When trying to download images from websites protected by Cloudflare, you may run into issues using Python's requests library. Cloudflare helps protect sites from DDoS attacks and abusive bots by acting as a reverse proxy, hiding the original server's IP address. This can block requests from scraping and downloading tools.
Fortunately, there are some workarounds to download images from Cloudflare-protected sites with Python requests. In this guide, I'll walk through the key steps and code to handle Cloudflare protection and successfully download images.
Understanding Cloudflare Protection
When a site is protected by Cloudflare, all traffic gets routed through Cloudflare's network first before reaching the origin server. This hides the real IP address of the site.

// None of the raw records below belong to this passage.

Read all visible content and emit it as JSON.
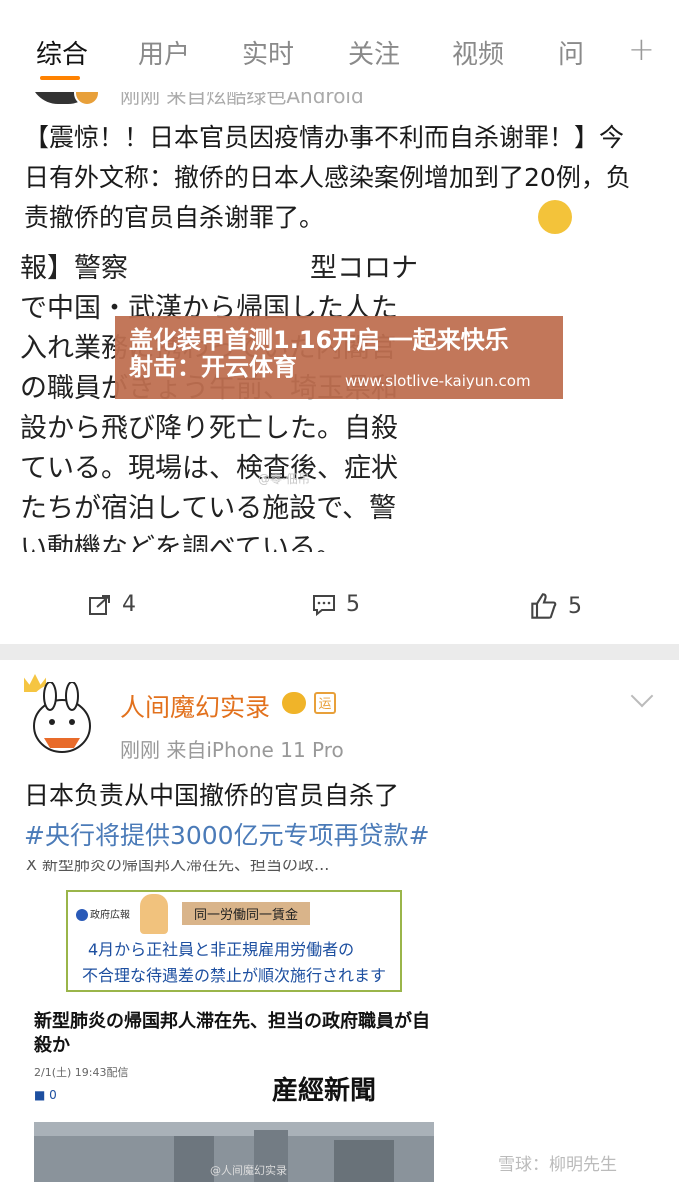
{
  "tabs": [
    "综合",
    "用户",
    "实时",
    "关注",
    "视频",
    "问"
  ],
  "tab_plus": "+",
  "post1": {
    "meta_peek": "刚刚  来自炫酷绿色Android",
    "text": "【震惊！！日本官员因疫情办事不利而自杀谢罪！】今日有外文称：撤侨的日本人感染案例增加到了20例，负责撤侨的官员自杀谢罪了。",
    "jp_lines": [
      "報】警察",
      "で中国・武漢から帰国した人た",
      "入れ業務に携わっていた内閣官",
      "の職員がきょう午前、埼玉県和",
      "設から飛び降り死亡した。自殺",
      "ている。現場は、検査後、症状",
      "たちが宿泊している施設で、警",
      "い動機などを調べている。"
    ],
    "jp_partial": "型コロナ",
    "image_watermark": "@零·佃吊",
    "ad": {
      "line1": "盖化装甲首测1.16开启  一起来快乐",
      "line2": "射击：开云体育",
      "url": "www.slotlive-kaiyun.com"
    },
    "actions": {
      "repost": "4",
      "comment": "5",
      "like": "5"
    }
  },
  "post2": {
    "username": "人间魔幻实录",
    "badge_label": "运",
    "time": "刚刚  来自iPhone 11 Pro",
    "body": "日本负责从中国撤侨的官员自杀了",
    "hashtag": "#央行将提供3000亿元专项再贷款#",
    "news": {
      "top_bar": "X  新型肺炎の帰国邦人滞在先、担当の政...",
      "gov_label": "政府広報",
      "banner_tag": "同一労働同一賃金",
      "banner_line1": "4月から正社員と非正規雇用労働者の",
      "banner_line2": "不合理な待遇差の禁止が順次施行されます",
      "headline": "新型肺炎の帰国邦人滞在先、担当の政府職員が自殺か",
      "date": "2/1(土) 19:43配信",
      "paper": "産經新聞",
      "comment_count": "0",
      "photo_watermark": "@人间魔幻实录"
    }
  },
  "watermark_bottom": "雪球：柳明先生",
  "colors": {
    "accent": "#ff8200",
    "username": "#e2711d",
    "hashtag": "#4b7bb8"
  }
}
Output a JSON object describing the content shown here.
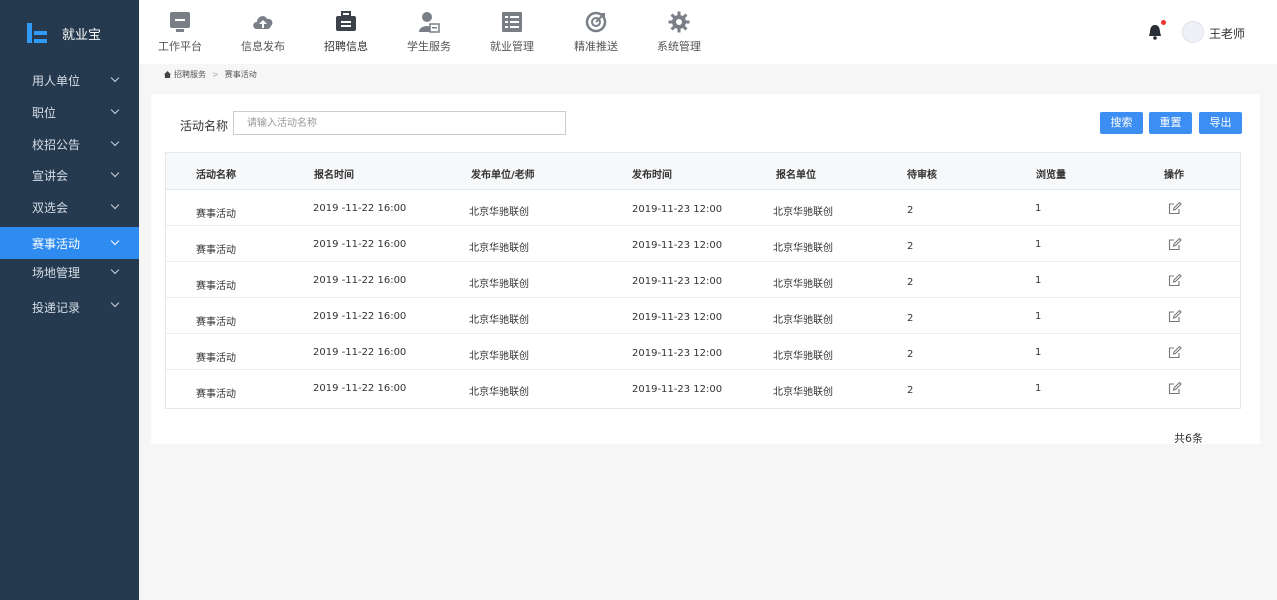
{
  "app": {
    "title": "就业宝"
  },
  "sidebar": {
    "items": [
      {
        "label": "用人单位"
      },
      {
        "label": "职位"
      },
      {
        "label": "校招公告"
      },
      {
        "label": "宣讲会"
      },
      {
        "label": "双选会"
      },
      {
        "label": "赛事活动",
        "active": true
      },
      {
        "label": "场地管理"
      },
      {
        "label": "投递记录"
      }
    ]
  },
  "topnav": {
    "items": [
      {
        "label": "工作平台",
        "icon": "monitor-icon"
      },
      {
        "label": "信息发布",
        "icon": "cloud-upload-icon"
      },
      {
        "label": "招聘信息",
        "icon": "briefcase-icon"
      },
      {
        "label": "学生服务",
        "icon": "student-icon"
      },
      {
        "label": "就业管理",
        "icon": "list-icon"
      },
      {
        "label": "精准推送",
        "icon": "target-icon"
      },
      {
        "label": "系统管理",
        "icon": "gear-icon"
      }
    ]
  },
  "user": {
    "name": "王老师"
  },
  "breadcrumb": {
    "items": [
      "招聘服务",
      "赛事活动"
    ]
  },
  "search": {
    "label": "活动名称",
    "placeholder": "请输入活动名称",
    "value": ""
  },
  "buttons": {
    "search": "搜索",
    "reset": "重置",
    "export": "导出"
  },
  "table": {
    "columns": [
      "活动名称",
      "报名时间",
      "发布单位/老师",
      "发布时间",
      "报名单位",
      "待审核",
      "浏览量",
      "操作"
    ],
    "rows": [
      [
        "赛事活动",
        "2019 -11-22 16:00",
        "北京华驰联创",
        "2019-11-23 12:00",
        "北京华驰联创",
        "2",
        "1"
      ],
      [
        "赛事活动",
        "2019 -11-22 16:00",
        "北京华驰联创",
        "2019-11-23 12:00",
        "北京华驰联创",
        "2",
        "1"
      ],
      [
        "赛事活动",
        "2019 -11-22 16:00",
        "北京华驰联创",
        "2019-11-23 12:00",
        "北京华驰联创",
        "2",
        "1"
      ],
      [
        "赛事活动",
        "2019 -11-22 16:00",
        "北京华驰联创",
        "2019-11-23 12:00",
        "北京华驰联创",
        "2",
        "1"
      ],
      [
        "赛事活动",
        "2019 -11-22 16:00",
        "北京华驰联创",
        "2019-11-23 12:00",
        "北京华驰联创",
        "2",
        "1"
      ],
      [
        "赛事活动",
        "2019 -11-22 16:00",
        "北京华驰联创",
        "2019-11-23 12:00",
        "北京华驰联创",
        "2",
        "1"
      ]
    ]
  },
  "pagination": {
    "total_text": "共6条"
  },
  "colors": {
    "sidebar_bg": "#263a4f",
    "accent": "#2e8bf0",
    "button": "#3d8ef2",
    "badge": "#e33"
  }
}
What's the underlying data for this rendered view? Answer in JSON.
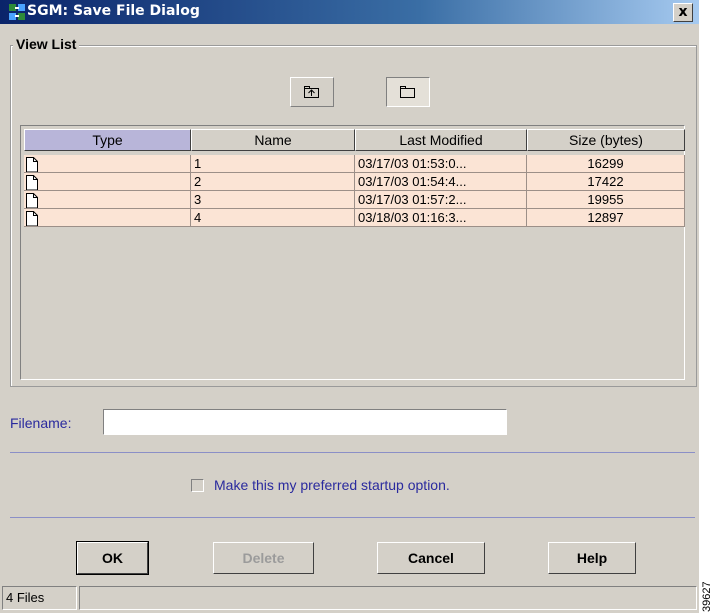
{
  "window": {
    "title": "SGM: Save File Dialog",
    "close_label": "x"
  },
  "view_list": {
    "title": "View List",
    "toolbar": [
      {
        "icon": "up-one-level-icon",
        "pressed": false
      },
      {
        "icon": "list-view-icon",
        "pressed": true
      }
    ]
  },
  "table": {
    "columns": [
      "Type",
      "Name",
      "Last Modified",
      "Size (bytes)"
    ],
    "rows": [
      {
        "icon": "document-icon",
        "name": "1",
        "modified": "03/17/03  01:53:0...",
        "size": "16299"
      },
      {
        "icon": "document-icon",
        "name": "2",
        "modified": "03/17/03  01:54:4...",
        "size": "17422"
      },
      {
        "icon": "document-icon",
        "name": "3",
        "modified": "03/17/03  01:57:2...",
        "size": "19955"
      },
      {
        "icon": "document-icon",
        "name": "4",
        "modified": "03/18/03  01:16:3...",
        "size": "12897"
      }
    ]
  },
  "filename": {
    "label": "Filename:",
    "value": "",
    "placeholder": ""
  },
  "startup_option": {
    "label": "Make this my preferred startup option.",
    "checked": false
  },
  "buttons": {
    "ok": "OK",
    "delete": "Delete",
    "cancel": "Cancel",
    "help": "Help"
  },
  "status": {
    "count": "4 Files"
  },
  "side_code": "39627",
  "colors": {
    "title_start": "#0a246a",
    "row_background": "#fbe4d5",
    "selected_header": "#b8b5d9",
    "label_blue": "#2a2a9e",
    "separator": "#8b8fc7"
  }
}
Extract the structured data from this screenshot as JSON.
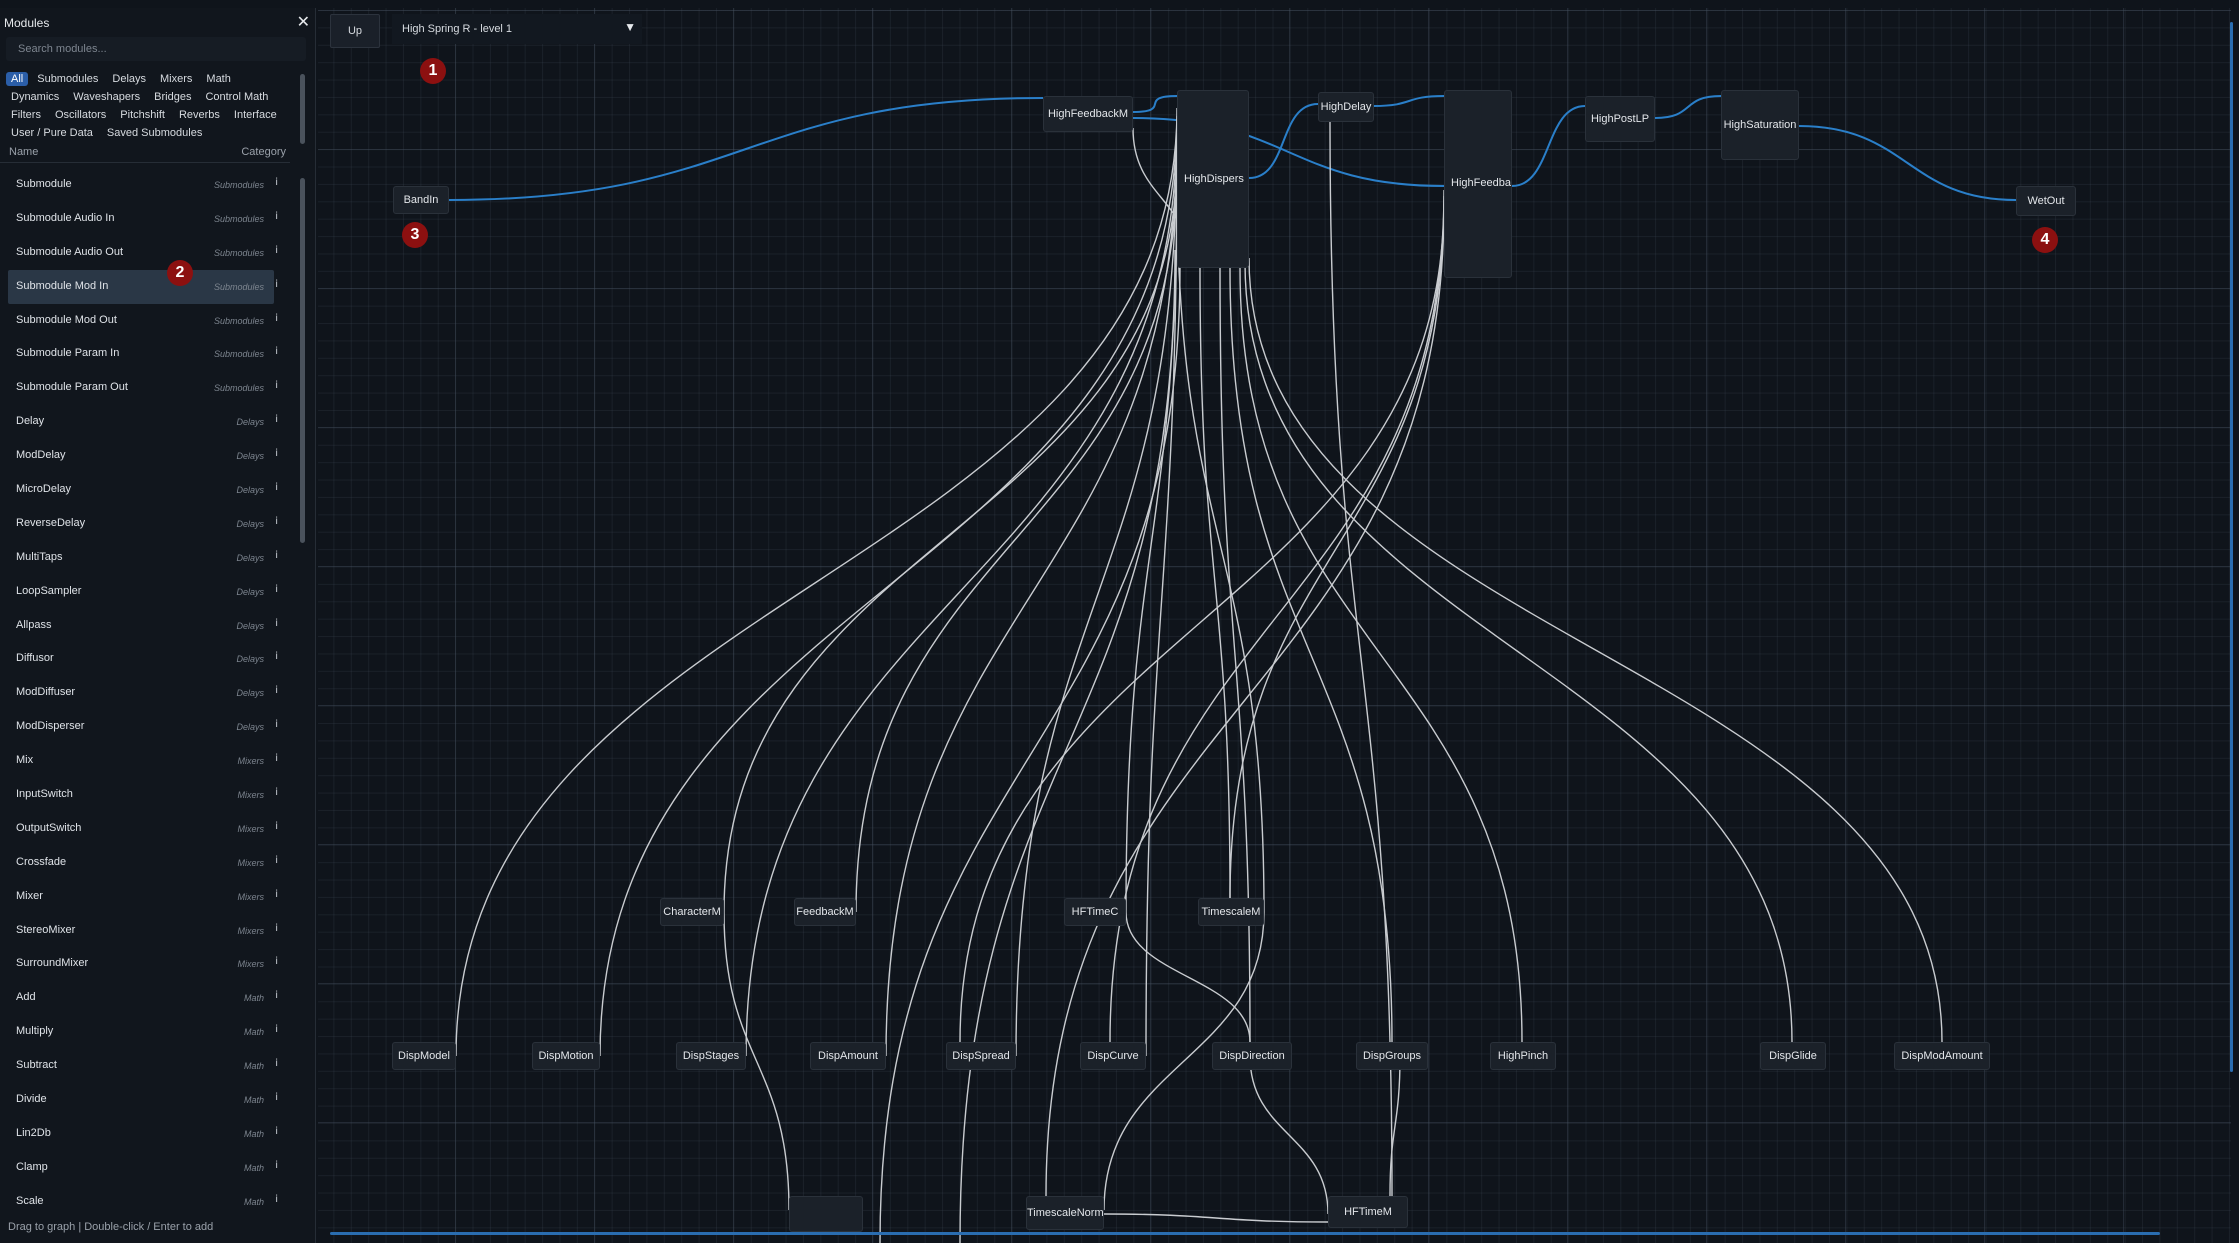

Cloudflare also generates browser integrity checks to detect bots and abusive traffic. This is done through JavaScript challenges and a cookie check. If these verification steps are not passed, Cloudflare will block the requests.
Bypassing Cloudflare with a Browser Session
The easiest method is to utilize an existing browser session that has already passed the Cloudflare checks. We can extract the verified session cookies and headers to include in our Requests calls.
Here is an example code snippet:
import requests
session = requests.Session()
# Extract cookies and headers from browser
session.cookies = cookie_dict_from_browser
session.headers = headers_dict_from_browser
response = session.get("https://example.com/image.jpg")
This leverages the prior verification done by the browser to bypass Cloudflare. Just make sure to extract the cookies and headers from the same browser session.
Using a Proxy Service
Another option is to route your requests through a proxy service. The proxy will funnel your traffic through residential IPs, bypassing Cloudflare bot detection.
Some popular proxy services are Luminati and Oxylabs. Here's an example using proxies with Requests:
import requests
proxies = {
"http": "http://lum-customer-hl_3a***:zone-gen-pass@zproxy.lum-superproxy.io:22225",
"https": "http://lum-customer-hl_3a***:zone-gen-pass@zproxy.lum-superproxy.io:22225"
}
response = requests.get("https://example.com/image.jpg", proxies=proxies)
This can be effective, but proxy services can get expensive for large volumes of traffic.
Modifying Request Headers
We can also mimic a real browser's headers to try and bypass Cloudflare:
headers = {
"User-Agent": "Mozilla/5.0 (Windows NT 10.0; Win64; x64) AppleWebKit/537.36 (KHTML, like Gecko) Chrome/70.0.3538.77 Safari/537.36"
"Accept": "text/html,application/xhtml+xml,application/xml;q=0.9,image/webp,image/apng,*/*;q=0.8",
"Accept-Language": "en-US,en;q=0.9"
}
response = requests.get("https://example.com/image.jpg", headers=headers)
This spoofs a Chrome browser User-Agent string. However, Cloudflare also employs browser JavaScript challenge checks which can still detect the non-browser environment.
Using a Headless Browser
Lastly, we can integrate Requests with a headless browser like Selenium. The browser handles JavaScript rendering and verification challenges transparently:
from selenium import webdriver
options = webdriver.ChromeOptions()
options.add_argument("headless")
driver = webdriver.Chrome(options=options)
driver.get("https://example.com")
cookies = driver.get_cookies()
session = requests.Session()
session.cookies = cookies
response = session.get("https://example.com/image.jpg")
The headless Chrome browser will execute any JavaScript checks before we extract the cookies to apply to a Requests session.
Key Takeaways
Here are some key tips when downloading images behind Cloudflare protection with Python Requests:
Overcoming Cloudflare protection requires understanding and working around the bot detection and mitigation systems. Combining the above techniques can help successfully download images protected by Cloudflare.